= Economy of Rhône-Alpes =

The economy of Rhône-Alpes is the second most dynamic economy in France and the 6th region in Europe. The economy of this region based on three major cities, Lyon, Grenoble and Saint-Étienne.

==Agriculture, raw materials and energy==

- Production of wine, including the AOC Beaujolais, Cotes-du-Rhône and Savoie,
- Cheese in mountain regions,
- Fruit in the Rhône Valley
The primary sector employs 4.9% of regional assets (France: 6.8%) for 3.5% of regional gross domestic product (GDP). It is a sector in decline, particularly in mountain areas, as it fails to provide farmers with sufficient incomes, since their incomes are below a quarter of the average national income. Nevertheless, the region remains a large agricultural region. This sector is divided evenly between crops and livestock. The latter is varied: Ain, the Alps and the Rhone raise 1.2 million cattle (ranked 7th nationally) and produce 15.5 million hectoliters of milk (ranked 5th nationally), in the Drome region and the ardeche region pigs and sheep are prominent, whilst the Bresse region is famous for its poultry. Crops produced in the Ain region and the left bank of the Rhone are mostly grain, including maize (700 000 tons, with a national ranking of 5th ). However, in the south (Drôme, Ardèche), fruit and vegetables are grown in the Rhone valley (the Valencia region in particular). The Rhône-Alpes is the largest producer of apricots and the second largest producer of peaches, raspberries, walnuts, cherries and tinned tomatoes. Milk and wine production are the second most important agricultural produce in the Rhône-Alpes . The Coteaux du Beaujolais (whose wine sales in the start of November is greatly influenced by the media) and the Côtes du Rhône provide 3.6 million hectoliters per year (see wines of Côtes du Rhône). These vineyards allow the Region to be the fourth largest producer of wine in France. AOC vineyard covers 42 454 ha and produces 2 347 hl per year, or 10% of national production. Minerals are exploited in Bois Noirs (uranium), Hauterive (salt), Hostun (kaolin), Bois Feuillet (fluorine) and Largentière (lead, zinc, silver).

There are hydro-electric plants on the river Isère (three plants), Arc (five plants), Drac and Romanche (two plants), Loire (two plants) and of course the Rhône (nine plants). A thermal power plant is located south of Lyon, and four nuclear power plants are located along the Rhône Saint-Vulbas (Bugey), Saint-Maurice, to Cruas and Pierrelate-Tricastin. Wind energy is also being developed in the Rhone Valley. All these electricity producing plants mentioned allow Rhône-Alpes to be the biggest electricity-producing region of France with 100 billion kilowatt hours, approximately 18% of total French production, despite the failure of the nuclear plant at Creys Malville.

== Agroprocessing ==

The region has many companies transforming the region's products (meats, cheese, meat cutting, biscuit ...) who may rely on research and development centers as Alimentec in Bourg-en-Bresse.

== Industries & Research ==

Grenoble is the second research center in France after Paris. Research centres in or near Grenoble include the European Synchrotron Radiation Facility (ESRF), the Institut Laue-Langevin (ILL), the European Molecular Biology Laboratory (EMBL), the Institut de radioastronomie millimétrique, one of the main research facilities of the Commissariat à l'Énergie Atomique (Nuclear Energy Commission, CEA), the French National Centre for Scientific Research (CNRS), the LNCMI and the European branch of Xerox Research. Leti in the Polygone Scientifique and the recent development of Clinatec and mostly Minatec, a centre for innovation in micro- and nano-technology, only increases Grenoble's position as a European scientific centre.

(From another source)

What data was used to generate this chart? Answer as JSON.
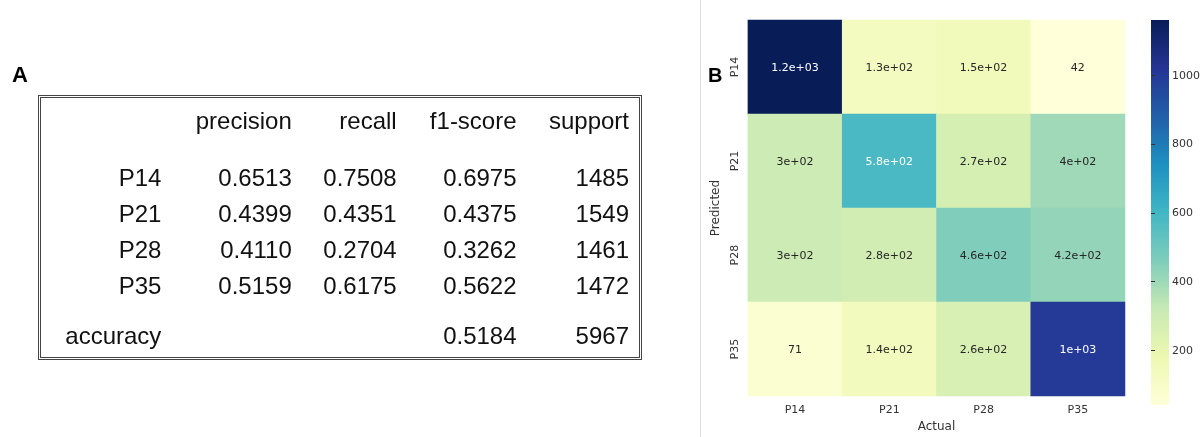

Mainly textile, mechanical, pharmaceutical and chemical, around Lyon, Saint-Étienne, in the Savoie and Ain. The industry compressors and pumps gas / vacuum is particularly well represented with more than 40% of national activity in this area [1]. The main applications are focused on the refrigeration / air conditioning, automotive, microelectronics, gas transportation and industrial processes. With companies such as Tecumseh, Danfoss and Alcatel Vacuum Technology sector contributes significantly to earnings in the region to export.

The refrigeration industry is also well represented by the designer as CIAT (Culoz), manufacturers of components Frigabohn (heat exchangers).

The city of Saint-Étienne possessed a center of research in the design important. Of the textile industry, once specialized in the tape emerged a medical textile activity.